Historically that has usually meant fighting from rural areas where the reach of the government is weak. But the Russian Revolution was an exception, and the revolution Antifa is trying to fight is another. Their natural home ground is large coastal cities run by left-wing Democrats.
September 25, 2025
An unanticipated danger of AI – “classified” videos for decision-makers
Until fairly recently, even the least tech-savvy among us could distinguish AI-generated videos from the real thing … but most of the leaders and decision-makers in western governments aren’t very tech-savvy and put into high-pressure environments may be uniquely susceptible to AI manipulation:
What If I Told You … One of the biggest applications of AI for misinformation hasn’t been online but in the halls of power.
Aging boomer politicians, generals, and major figures are manipulated by showing them AI videos they can’t tell, can’t pause to look at, and certainly can’t digitally examine or geolocate …
“And as you saw Mr President.”
Pay attention. All of them reference seeing “videos” that you aren’t allowed to see, of events which they claim are public record, but appear no-where and no reporting supports …
Sean Hannity was interviewing a world leader and even said “You should show the public the video you showed me it’d really change everyone’s opinion. it changed mine” LIVE ON AIR. And the world leader said some non-committal maybe, then released nothing.
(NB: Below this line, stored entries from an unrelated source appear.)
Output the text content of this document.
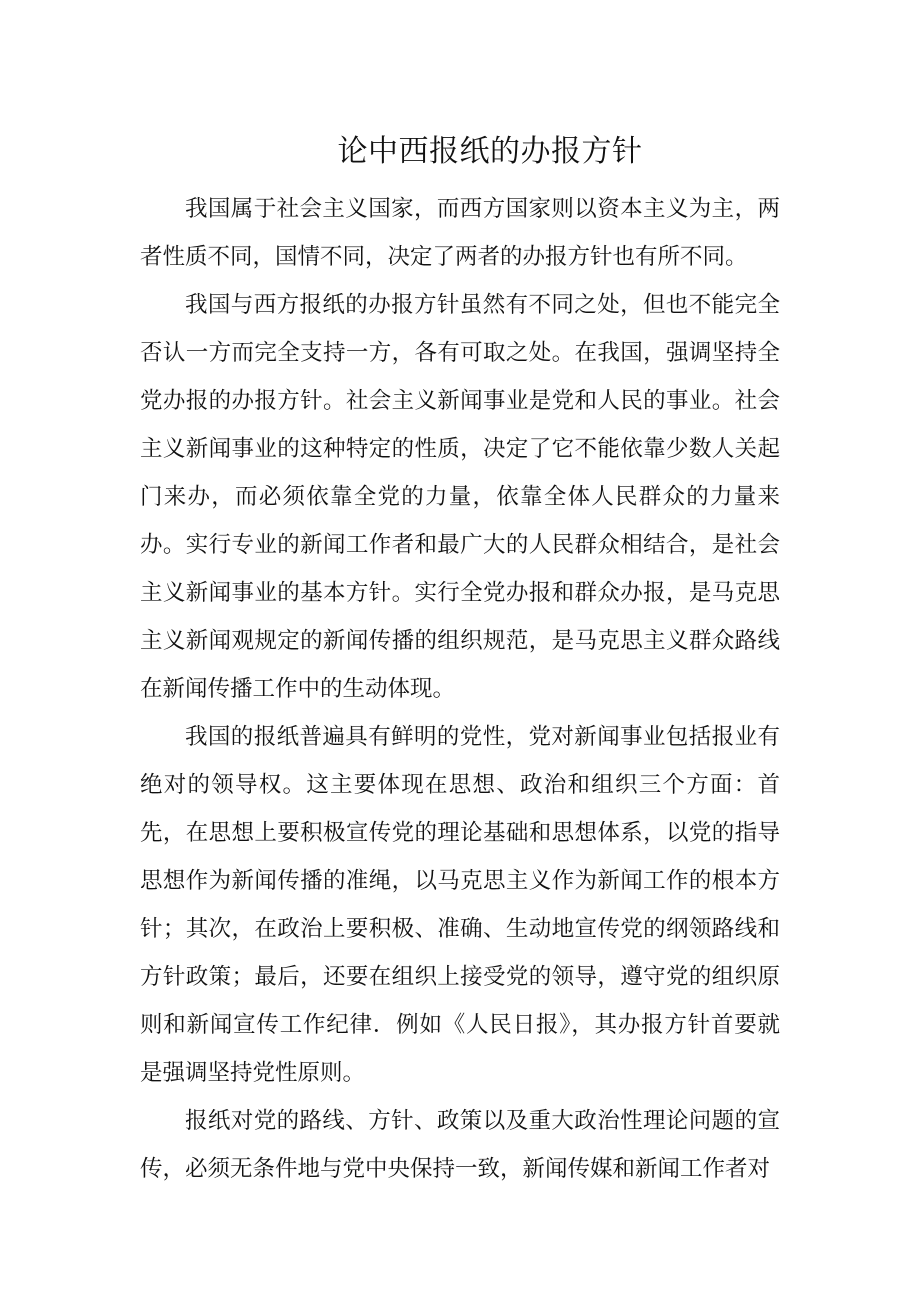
论中西报纸的办报方针

我国属于社会主义国家，而西方国家则以资本主义为主，两者性质不同，国情不同，决定了两者的办报方针也有所不同。

我国与西方报纸的办报方针虽然有不同之处，但也不能完全否认一方而完全支持一方，各有可取之处。在我国，强调坚持全党办报的办报方针。社会主义新闻事业是党和人民的事业。社会主义新闻事业的这种特定的性质，决定了它不能依靠少数人关起门来办，而必须依靠全党的力量，依靠全体人民群众的力量来办。实行专业的新闻工作者和最广大的人民群众相结合，是社会主义新闻事业的基本方针。实行全党办报和群众办报，是马克思主义新闻观规定的新闻传播的组织规范，是马克思主义群众路线在新闻传播工作中的生动体现。

我国的报纸普遍具有鲜明的党性，党对新闻事业包括报业有绝对的领导权。这主要体现在思想、政治和组织三个方面：首先，在思想上要积极宣传党的理论基础和思想体系，以党的指导思想作为新闻传播的准绳，以马克思主义作为新闻工作的根本方针；其次，在政治上要积极、准确、生动地宣传党的纲领路线和方针政策；最后，还要在组织上接受党的领导，遵守党的组织原则和新闻宣传工作纪律．例如《人民日报》，其办报方针首要就是强调坚持党性原则。

报纸对党的路线、方针、政策以及重大政治性理论问题的宣传，必须无条件地与党中央保持一致，新闻传媒和新闻工作者对
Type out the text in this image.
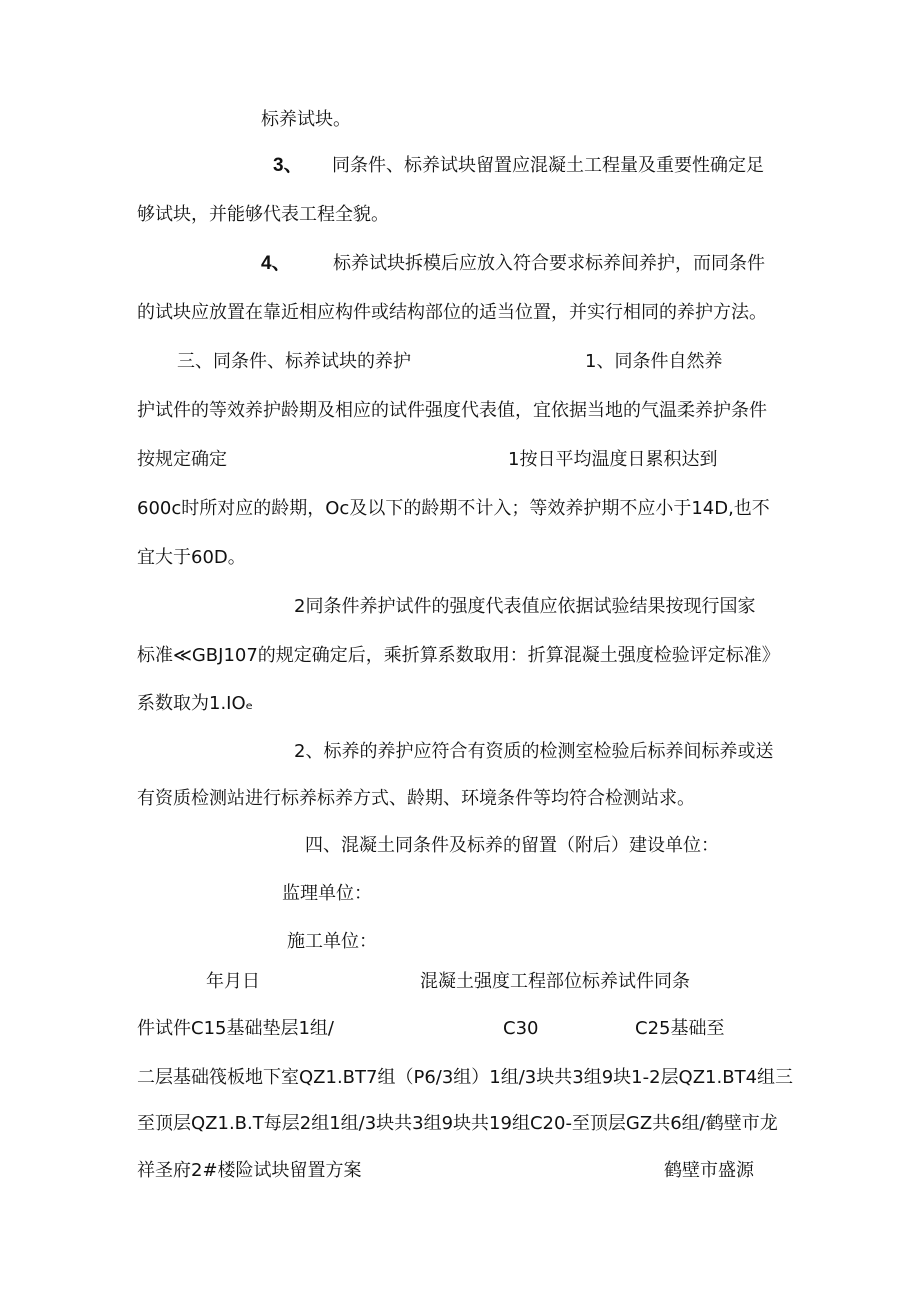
标养试块。
3、 同条件、标养试块留置应混凝土工程量及重要性确定足
够试块，并能够代表工程全貌。
4、 标养试块拆模后应放入符合要求标养间养护，而同条件
的试块应放置在靠近相应构件或结构部位的适当位置，并实行相同的养护方法。
三、同条件、标养试块的养护	1、同条件自然养
护试件的等效养护龄期及相应的试件强度代表值，宜依据当地的气温柔养护条件
按规定确定	1按日平均温度日累积达到
600c时所对应的龄期，Oc及以下的龄期不计入；等效养护期不应小于14D,也不
宜大于60D。
2同条件养护试件的强度代表值应依据试验结果按现行国家
标准≪GBJ107的规定确定后，乘折算系数取用：折算混凝土强度检验评定标准》
系数取为1.IOₑ
2、标养的养护应符合有资质的检测室检验后标养间标养或送
有资质检测站进行标养标养方式、龄期、环境条件等均符合检测站求。
四、混凝土同条件及标养的留置（附后）建设单位：
监理单位：
施工单位：
年月日	混凝土强度工程部位标养试件同条
件试件C15基础垫层1组/	C30	C25基础至
二层基础筏板地下室QZ1.BT7组（P6/3组）1组/3块共3组9块1-2层QZ1.BT4组三
至顶层QZ1.B.T每层2组1组/3块共3组9块共19组C20-至顶层GZ共6组/鹤壁市龙
祥圣府2#楼险试块留置方案	鹤壁市盛源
These aging politicians, media figures, corporate personalities, etc. all casually reference seeing insane videos that would CHANGE EVERYTHING and would have been immediately released to sway public opinion if they existed or would have been leaked if it would have been in poor taste to be seen directly releasing them (like gore films)
But of course they aren’t released because they’re faked and the internet would immediately piece together that they’re faked with AI, video game, and archival footage from old conflicts … But the aging 60- and 80-year-olds who run the world can’t tell.
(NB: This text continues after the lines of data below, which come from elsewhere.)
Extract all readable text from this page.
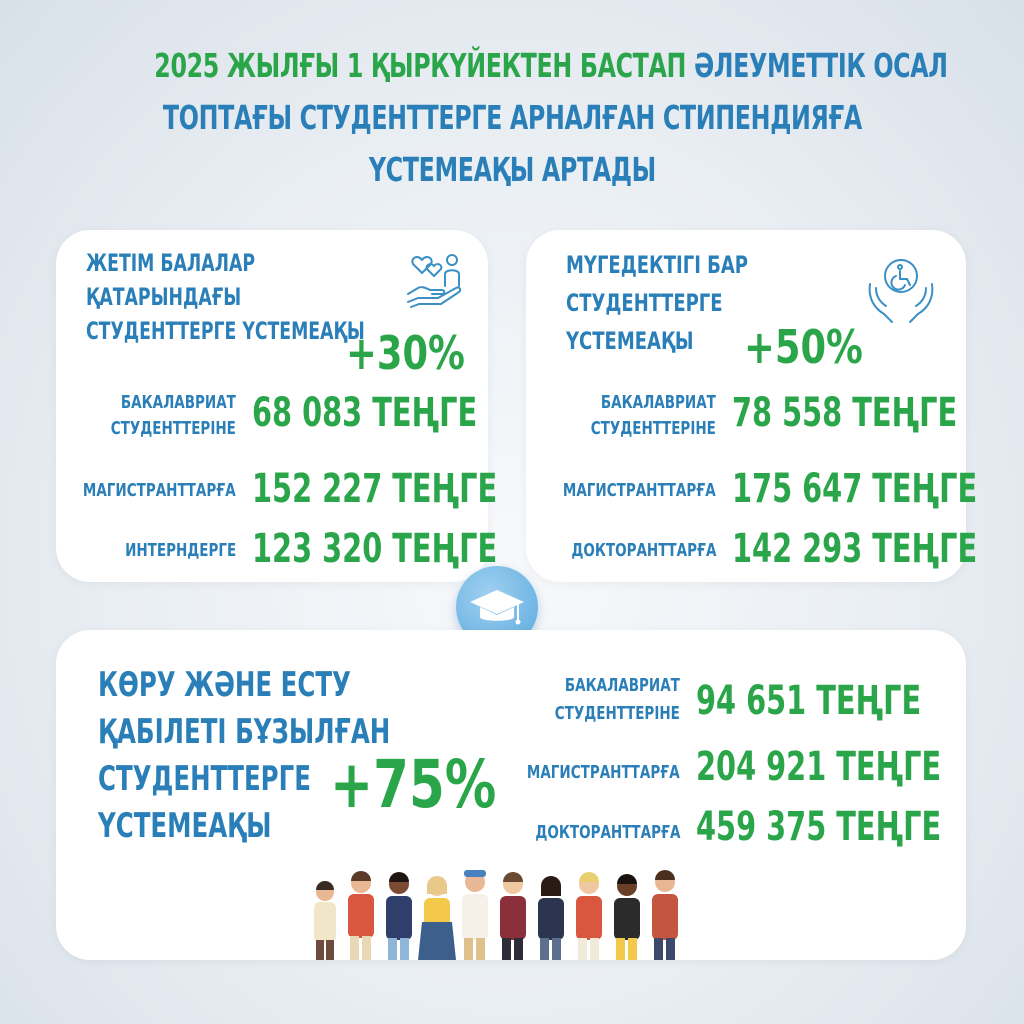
2025 ЖЫЛҒЫ 1 ҚЫРКҮЙЕКТЕН БАСТАП ӘЛЕУМЕТТІК ОСАЛ
ТОПТАҒЫ СТУДЕНТТЕРГЕ АРНАЛҒАН СТИПЕНДИЯҒА
ҮСТЕМЕАҚЫ АРТАДЫ
ЖЕТІМ БАЛАЛАР
ҚАТАРЫНДАҒЫ
СТУДЕНТТЕРГЕ ҮСТЕМЕАҚЫ
+30%
БАКАЛАВРИАТ
СТУДЕНТТЕРІНЕ 68 083 ТЕҢГЕ
МАГИСТРАНТТАРҒА 152 227 ТЕҢГЕ
ИНТЕРНДЕРГЕ 123 320 ТЕҢГЕ
МҮГЕДЕКТІГІ БАР
СТУДЕНТТЕРГЕ
ҮСТЕМЕАҚЫ	+50%
БАКАЛАВРИАТ
СТУДЕНТТЕРІНЕ 78 558 ТЕҢГЕ
МАГИСТРАНТТАРҒА 175 647 ТЕҢГЕ
ДОКТОРАНТТАРҒА 142 293 ТЕҢГЕ
КӨРУ ЖӘНЕ ЕСТУ
ҚАБІЛЕТІ БҰЗЫЛҒАН
СТУДЕНТТЕРГЕ
ҮСТЕМЕАҚЫ
+75%
БАКАЛАВРИАТ
СТУДЕНТТЕРІНЕ 94 651 ТЕҢГЕ
МАГИСТРАНТТАРҒА 204 921 ТЕҢГЕ
ДОКТОРАНТТАРҒА 459 375 ТЕҢГЕ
There was a case where they challenged Greta Thunberg “Would you watch this video it’d change your mind” and she refused telling them to just release it … Then they didn’t and attacked her for not being willing to view evidence contrary to her views … in a controlled environment where she couldn’t scrutinize it or check its authenticity against anything else …
It sounds insane! But if you pay attention all of these politicians, media figures, and even influencers … People who often have ZERO security clearance or any official attachment of real trust or allegiance to the governments showing them this “classified” or “controlled” footage … Regularly reference seeing footage which does not exist in the public domain, for events which are viciously contested in which any of the footage they claim to have seen would be WORLD CHANGING news … Yet all these figures are just left out in the wind repeating “Trust me bro”s for some of the most important occurrences of the past decade.